Colorado cannabis regulators issued a bulletin on Monday to draw attention to the rise in burglaries against the state’s licensed cannabis businesses.
The Marijuana Enforcement Division (MED) has “observed an increase in the frequency of reported incidents of burglaries, impacting the Colorado Regulated Marijuana industry,” the bulletin, the first of its kind issued by the state’s cannabis regulators, noted.
Specifically, cannabis retail is the most often targeted license-type, representing 64% of the crimes reported to the MED through 2021. This year, burglaries against cannabis shops have accounted for 32 out of 33 burglaries.
“These burglaries have most often involved persons unlawfully entering a Regulated Marijuana Business after closing with the intent to steal property,” the bulletin noted. “This Bulletin is intended to create a heightened awareness of potential vulnerabilities and promote increased security measures.”
Regulators have found in an analysis that, between 2019 and 2021, these crimes cost $2.5 million in cash and cannabis product losses.

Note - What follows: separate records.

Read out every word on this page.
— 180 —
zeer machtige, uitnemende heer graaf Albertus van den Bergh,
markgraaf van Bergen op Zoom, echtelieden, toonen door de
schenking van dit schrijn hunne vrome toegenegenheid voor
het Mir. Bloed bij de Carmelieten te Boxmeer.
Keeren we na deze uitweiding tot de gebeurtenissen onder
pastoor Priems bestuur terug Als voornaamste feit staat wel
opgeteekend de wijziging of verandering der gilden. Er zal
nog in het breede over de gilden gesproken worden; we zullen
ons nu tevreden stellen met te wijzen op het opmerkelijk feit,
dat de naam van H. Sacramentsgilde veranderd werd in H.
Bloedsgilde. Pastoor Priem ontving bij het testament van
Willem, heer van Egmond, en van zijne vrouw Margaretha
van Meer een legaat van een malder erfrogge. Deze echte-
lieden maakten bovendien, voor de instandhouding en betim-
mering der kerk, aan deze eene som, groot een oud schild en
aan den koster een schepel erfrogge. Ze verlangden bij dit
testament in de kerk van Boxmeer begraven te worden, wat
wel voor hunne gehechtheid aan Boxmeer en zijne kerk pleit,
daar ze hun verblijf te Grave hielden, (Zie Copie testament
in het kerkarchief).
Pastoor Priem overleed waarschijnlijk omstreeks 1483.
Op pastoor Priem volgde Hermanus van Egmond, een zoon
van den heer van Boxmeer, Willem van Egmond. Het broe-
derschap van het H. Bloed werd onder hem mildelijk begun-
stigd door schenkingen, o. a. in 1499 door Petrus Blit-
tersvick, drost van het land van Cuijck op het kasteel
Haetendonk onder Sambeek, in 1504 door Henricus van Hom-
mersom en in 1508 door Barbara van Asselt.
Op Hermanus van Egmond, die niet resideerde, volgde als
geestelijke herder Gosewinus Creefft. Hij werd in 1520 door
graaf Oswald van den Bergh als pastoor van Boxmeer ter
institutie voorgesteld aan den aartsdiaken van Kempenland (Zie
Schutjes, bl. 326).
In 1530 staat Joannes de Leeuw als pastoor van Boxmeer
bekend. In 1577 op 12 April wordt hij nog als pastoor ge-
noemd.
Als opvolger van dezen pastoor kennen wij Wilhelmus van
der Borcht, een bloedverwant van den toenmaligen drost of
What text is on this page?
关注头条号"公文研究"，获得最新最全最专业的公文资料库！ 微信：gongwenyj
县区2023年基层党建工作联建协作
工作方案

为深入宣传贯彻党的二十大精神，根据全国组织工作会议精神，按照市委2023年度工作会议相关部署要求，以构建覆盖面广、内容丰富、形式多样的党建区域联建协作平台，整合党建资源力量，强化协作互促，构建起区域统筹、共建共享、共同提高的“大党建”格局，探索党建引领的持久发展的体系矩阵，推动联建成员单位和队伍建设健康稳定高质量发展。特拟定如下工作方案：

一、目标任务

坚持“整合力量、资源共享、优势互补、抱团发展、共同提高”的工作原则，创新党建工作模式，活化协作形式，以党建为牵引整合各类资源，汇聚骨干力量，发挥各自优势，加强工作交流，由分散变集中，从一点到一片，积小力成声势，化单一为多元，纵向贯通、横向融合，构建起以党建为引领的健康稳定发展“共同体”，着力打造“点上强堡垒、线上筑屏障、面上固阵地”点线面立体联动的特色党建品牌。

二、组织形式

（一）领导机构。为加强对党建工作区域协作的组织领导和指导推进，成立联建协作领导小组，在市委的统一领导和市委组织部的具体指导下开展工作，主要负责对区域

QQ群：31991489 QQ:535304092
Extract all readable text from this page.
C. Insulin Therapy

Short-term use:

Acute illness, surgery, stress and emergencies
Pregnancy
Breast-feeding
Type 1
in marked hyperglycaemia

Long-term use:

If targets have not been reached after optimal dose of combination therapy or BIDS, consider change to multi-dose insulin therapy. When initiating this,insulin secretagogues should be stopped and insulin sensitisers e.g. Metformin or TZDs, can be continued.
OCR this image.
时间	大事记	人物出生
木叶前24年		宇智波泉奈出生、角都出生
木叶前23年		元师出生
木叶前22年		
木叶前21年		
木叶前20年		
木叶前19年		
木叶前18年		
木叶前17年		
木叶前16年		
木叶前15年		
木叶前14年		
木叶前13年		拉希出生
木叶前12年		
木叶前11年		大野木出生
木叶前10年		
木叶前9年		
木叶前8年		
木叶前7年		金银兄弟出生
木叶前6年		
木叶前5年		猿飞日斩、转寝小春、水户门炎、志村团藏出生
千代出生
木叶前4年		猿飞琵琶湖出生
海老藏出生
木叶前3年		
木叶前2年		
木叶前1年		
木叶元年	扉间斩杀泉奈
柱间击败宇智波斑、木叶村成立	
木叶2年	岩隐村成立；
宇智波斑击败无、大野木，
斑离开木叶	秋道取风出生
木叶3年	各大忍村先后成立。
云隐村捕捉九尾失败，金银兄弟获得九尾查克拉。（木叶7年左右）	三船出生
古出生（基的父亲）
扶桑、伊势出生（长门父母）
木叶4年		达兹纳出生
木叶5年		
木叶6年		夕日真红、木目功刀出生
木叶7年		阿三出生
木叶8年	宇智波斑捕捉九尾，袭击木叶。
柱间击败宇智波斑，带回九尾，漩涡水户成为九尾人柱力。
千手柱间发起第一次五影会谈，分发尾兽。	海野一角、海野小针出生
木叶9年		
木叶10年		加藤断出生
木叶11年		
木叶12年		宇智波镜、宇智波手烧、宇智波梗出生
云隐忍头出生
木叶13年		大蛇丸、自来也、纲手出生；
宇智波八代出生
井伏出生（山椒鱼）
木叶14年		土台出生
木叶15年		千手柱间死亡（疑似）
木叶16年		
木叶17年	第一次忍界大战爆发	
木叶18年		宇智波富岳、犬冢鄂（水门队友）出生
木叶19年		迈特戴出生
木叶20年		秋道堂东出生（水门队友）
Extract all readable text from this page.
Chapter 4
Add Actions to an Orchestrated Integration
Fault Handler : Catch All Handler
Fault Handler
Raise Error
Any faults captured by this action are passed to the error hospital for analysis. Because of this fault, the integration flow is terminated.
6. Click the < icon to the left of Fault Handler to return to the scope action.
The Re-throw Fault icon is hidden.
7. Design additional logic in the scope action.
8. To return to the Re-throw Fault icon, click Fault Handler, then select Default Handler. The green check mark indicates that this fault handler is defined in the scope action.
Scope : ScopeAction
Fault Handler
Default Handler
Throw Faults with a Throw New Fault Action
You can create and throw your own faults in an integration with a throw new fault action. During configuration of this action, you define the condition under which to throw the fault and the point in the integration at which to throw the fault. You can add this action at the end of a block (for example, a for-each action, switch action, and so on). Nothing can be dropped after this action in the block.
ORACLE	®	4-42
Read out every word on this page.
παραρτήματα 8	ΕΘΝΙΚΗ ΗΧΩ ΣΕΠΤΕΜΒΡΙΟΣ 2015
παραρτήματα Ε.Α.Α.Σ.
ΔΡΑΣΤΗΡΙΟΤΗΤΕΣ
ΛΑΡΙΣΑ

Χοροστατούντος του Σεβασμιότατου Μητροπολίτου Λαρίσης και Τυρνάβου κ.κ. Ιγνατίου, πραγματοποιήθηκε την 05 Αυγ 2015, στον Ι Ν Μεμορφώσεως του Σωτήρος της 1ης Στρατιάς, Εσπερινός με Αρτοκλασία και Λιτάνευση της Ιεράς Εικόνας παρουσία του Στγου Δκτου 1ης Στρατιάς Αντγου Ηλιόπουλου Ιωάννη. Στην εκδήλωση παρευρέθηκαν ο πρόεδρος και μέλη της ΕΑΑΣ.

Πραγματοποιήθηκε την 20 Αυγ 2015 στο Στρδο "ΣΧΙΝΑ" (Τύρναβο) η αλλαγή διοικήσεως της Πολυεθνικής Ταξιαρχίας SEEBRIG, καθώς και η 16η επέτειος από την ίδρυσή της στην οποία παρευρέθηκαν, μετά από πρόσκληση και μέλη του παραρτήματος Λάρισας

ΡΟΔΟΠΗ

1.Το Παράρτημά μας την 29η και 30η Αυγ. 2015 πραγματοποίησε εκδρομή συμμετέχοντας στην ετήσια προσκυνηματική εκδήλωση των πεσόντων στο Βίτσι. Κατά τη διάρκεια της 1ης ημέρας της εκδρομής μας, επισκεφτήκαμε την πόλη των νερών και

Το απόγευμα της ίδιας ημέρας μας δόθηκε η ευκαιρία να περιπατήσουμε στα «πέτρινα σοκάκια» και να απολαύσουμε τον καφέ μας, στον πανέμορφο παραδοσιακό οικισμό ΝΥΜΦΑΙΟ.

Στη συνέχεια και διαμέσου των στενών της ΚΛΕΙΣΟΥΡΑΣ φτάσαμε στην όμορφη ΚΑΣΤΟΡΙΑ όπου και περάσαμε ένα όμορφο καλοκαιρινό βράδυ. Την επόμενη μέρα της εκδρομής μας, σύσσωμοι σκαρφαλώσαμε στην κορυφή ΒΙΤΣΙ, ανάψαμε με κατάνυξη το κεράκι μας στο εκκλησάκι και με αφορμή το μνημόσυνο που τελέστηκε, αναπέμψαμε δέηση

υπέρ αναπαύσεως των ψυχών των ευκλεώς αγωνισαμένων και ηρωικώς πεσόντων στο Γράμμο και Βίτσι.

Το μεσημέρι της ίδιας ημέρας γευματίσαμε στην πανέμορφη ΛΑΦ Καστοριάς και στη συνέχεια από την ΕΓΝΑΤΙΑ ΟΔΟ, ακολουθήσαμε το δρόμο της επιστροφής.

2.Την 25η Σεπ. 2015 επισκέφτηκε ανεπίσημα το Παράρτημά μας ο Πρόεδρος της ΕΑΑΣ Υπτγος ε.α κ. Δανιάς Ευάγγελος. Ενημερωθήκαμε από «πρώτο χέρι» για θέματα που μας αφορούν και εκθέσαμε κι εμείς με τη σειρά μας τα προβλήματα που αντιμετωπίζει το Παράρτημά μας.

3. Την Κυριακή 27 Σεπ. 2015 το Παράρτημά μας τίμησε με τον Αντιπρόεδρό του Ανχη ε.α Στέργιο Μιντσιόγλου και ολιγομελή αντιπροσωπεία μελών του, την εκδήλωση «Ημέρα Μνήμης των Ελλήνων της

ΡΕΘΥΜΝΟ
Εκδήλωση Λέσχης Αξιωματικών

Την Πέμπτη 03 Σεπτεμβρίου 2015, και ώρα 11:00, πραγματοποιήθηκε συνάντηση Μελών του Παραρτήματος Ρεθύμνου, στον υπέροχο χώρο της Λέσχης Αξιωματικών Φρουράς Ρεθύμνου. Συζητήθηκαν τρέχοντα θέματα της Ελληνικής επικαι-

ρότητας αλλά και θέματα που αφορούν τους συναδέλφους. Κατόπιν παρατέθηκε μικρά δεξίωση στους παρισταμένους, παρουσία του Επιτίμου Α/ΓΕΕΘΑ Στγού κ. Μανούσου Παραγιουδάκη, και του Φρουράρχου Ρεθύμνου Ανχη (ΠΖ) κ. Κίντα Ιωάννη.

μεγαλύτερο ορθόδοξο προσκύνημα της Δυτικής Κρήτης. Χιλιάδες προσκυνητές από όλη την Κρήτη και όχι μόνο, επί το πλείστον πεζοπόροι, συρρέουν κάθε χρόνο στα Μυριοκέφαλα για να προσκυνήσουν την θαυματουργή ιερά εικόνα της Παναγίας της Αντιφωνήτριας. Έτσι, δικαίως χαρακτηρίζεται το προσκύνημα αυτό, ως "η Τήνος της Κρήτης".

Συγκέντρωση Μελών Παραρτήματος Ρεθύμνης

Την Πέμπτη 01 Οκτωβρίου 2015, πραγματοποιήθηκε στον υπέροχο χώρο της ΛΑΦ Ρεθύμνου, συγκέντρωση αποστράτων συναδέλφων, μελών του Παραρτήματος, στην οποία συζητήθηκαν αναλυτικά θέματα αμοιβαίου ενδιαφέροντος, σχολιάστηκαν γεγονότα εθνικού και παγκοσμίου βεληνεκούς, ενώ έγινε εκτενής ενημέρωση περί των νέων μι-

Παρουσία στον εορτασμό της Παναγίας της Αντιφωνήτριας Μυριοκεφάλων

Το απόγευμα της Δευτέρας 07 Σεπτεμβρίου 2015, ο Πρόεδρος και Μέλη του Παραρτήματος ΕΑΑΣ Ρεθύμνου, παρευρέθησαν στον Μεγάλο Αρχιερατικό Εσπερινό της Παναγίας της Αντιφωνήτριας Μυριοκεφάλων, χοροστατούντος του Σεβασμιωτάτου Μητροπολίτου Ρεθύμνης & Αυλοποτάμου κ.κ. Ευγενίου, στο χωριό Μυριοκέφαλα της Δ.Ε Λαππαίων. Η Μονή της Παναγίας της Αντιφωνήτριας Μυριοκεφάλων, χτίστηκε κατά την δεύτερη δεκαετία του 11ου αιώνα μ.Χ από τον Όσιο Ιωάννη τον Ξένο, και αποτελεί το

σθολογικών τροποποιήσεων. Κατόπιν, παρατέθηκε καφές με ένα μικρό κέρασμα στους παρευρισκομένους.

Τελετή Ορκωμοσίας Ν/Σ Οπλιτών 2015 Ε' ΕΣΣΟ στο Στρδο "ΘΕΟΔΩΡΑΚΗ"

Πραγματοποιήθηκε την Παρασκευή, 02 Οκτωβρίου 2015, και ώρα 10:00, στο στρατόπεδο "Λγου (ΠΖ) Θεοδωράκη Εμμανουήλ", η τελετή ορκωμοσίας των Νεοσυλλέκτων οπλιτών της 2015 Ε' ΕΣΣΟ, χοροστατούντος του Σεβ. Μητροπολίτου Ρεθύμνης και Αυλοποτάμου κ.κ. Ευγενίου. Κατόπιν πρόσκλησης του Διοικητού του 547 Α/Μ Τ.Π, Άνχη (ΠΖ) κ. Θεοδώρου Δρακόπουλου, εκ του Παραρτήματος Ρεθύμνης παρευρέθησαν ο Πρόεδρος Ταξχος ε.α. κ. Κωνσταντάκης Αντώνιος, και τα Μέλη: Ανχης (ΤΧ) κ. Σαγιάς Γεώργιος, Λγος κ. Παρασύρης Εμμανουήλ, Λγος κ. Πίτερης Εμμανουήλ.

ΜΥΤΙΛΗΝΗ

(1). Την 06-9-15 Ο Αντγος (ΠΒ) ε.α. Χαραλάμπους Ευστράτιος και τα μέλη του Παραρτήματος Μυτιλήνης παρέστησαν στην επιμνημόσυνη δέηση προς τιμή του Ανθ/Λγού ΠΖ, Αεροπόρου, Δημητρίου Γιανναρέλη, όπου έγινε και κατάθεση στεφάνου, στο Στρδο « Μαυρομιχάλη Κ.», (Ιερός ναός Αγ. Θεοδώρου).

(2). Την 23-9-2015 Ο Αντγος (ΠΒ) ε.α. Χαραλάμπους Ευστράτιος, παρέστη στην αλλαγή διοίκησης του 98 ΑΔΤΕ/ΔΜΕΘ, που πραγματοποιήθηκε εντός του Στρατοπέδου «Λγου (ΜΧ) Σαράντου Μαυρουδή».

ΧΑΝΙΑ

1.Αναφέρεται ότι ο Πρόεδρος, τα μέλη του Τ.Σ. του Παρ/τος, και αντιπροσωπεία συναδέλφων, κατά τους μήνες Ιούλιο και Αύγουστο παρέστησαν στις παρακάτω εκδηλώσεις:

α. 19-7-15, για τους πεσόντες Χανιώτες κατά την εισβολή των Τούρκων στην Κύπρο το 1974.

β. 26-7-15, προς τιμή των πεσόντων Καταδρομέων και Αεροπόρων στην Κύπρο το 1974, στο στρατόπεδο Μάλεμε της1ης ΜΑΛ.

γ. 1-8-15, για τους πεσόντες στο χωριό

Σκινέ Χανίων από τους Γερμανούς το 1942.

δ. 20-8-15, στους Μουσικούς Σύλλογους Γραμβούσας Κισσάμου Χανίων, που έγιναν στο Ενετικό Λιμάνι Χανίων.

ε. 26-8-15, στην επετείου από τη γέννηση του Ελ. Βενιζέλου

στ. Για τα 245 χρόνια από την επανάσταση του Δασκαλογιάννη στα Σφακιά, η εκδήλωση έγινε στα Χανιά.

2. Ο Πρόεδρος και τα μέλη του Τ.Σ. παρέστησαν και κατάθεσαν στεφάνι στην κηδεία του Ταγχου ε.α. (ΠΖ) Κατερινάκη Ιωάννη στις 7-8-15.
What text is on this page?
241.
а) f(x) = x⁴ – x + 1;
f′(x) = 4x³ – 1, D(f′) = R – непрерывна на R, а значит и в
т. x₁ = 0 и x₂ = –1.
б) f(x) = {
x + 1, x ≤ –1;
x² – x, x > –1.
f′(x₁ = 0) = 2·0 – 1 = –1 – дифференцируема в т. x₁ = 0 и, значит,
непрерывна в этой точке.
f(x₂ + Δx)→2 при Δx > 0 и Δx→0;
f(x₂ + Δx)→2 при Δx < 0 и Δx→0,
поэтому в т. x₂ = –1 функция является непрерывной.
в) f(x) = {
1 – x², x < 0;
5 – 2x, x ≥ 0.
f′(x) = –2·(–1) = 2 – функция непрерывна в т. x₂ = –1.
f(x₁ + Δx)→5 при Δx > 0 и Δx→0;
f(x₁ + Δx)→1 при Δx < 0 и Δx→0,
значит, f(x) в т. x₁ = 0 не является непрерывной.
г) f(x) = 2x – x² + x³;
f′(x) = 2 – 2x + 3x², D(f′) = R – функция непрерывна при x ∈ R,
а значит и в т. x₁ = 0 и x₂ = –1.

The bulletin highlighted that, most often, someone uses a crowbar to pry open the front door or window to gain entry to a cannabis shop. Though, the second “most frequently used instrument is a vehicle. Vehicles have been used to breach security fences and ram doors,” the bulletin noted. Most of the “successful” burglaries occurred between midnight and 4 a.m. and some burglars were “visibly armed.”
Regulators noted that “security standards above the minimum requirements had fewer successful entries.” What does that mean? Securing cash and cannabis products in safes at night, locking any refrigerators or freezers that store cannabis products, implementing reinforced and multi pronged locks and guard plates for doors. The bulletin highlighted that some Colorado jurisdictions require such extra security measures, and that in areas that have these rules, “attempted burglaries are much less successful.”
Lawmakers have increasingly linked instances of violence at cannabis businesses to the industry’s banking hurdles. This month, Colorado Gov. Jared Polis, Colorado Attorney General Phil Weiser, and Colorado Treasurer Dave Young sent a letter to Congressional leadership asking them to consider the importance of cannabis banking.
“The lack of safe banking and financial services for the cannabis industry in the State of Colorado has become a dire public safety issue for highly regulated cannabis businesses operating in compliance with state law,” the letter read, adding that the cash-heavy nature of the cannabis industry “fuels these crimes” by adding to the “perception” that cannabis business owners are sitting on large piles of cash.
“Without access to cashless payment options, the target will remain on the backs of highly regulated cannabis businesses operating in compliance with state law, and with that comes the potential for more violence and loss of life,” the letter continued.
These issues and sentiments aren’t limited to Colorado. Over in Washington state, Gov. Jay Inslee, state Attorney General Bob Ferguson, and state Treasurer Mike Pellicciotti sent a similar letter to Congress in May.
The Washington State Liquor and Cannabis Board (LCB) also hosted a roundtable in March during which they discussed solutions at the state and federal levels. Speakers included Pellicciotti; Sen. Karen Keiser; Michael Correia, director of government affairs for the National Cannabis Industry Association; and LCB’s Enforcement and Education Division Director Chandra Brady. LCB Chair David Postman moderated the meeting and roundtable.
Postman said that at least 70 robberies had been reported back in March, which led to at least three deaths.
“Business owners and their employees are fearful that they could be next,” Postman said.
The SAFE Banking Act has passed out of the U.S. House of Representatives multiple times, but has not cleared the Senate. The scope of the Act is currently under debate among lawmakers and advocates, as Cannabis Wire has reported, with some arguing that the bar for passage is high as it is, and others arguing that it doesn’t do enough.
There are no national standards for security or workplace safety training.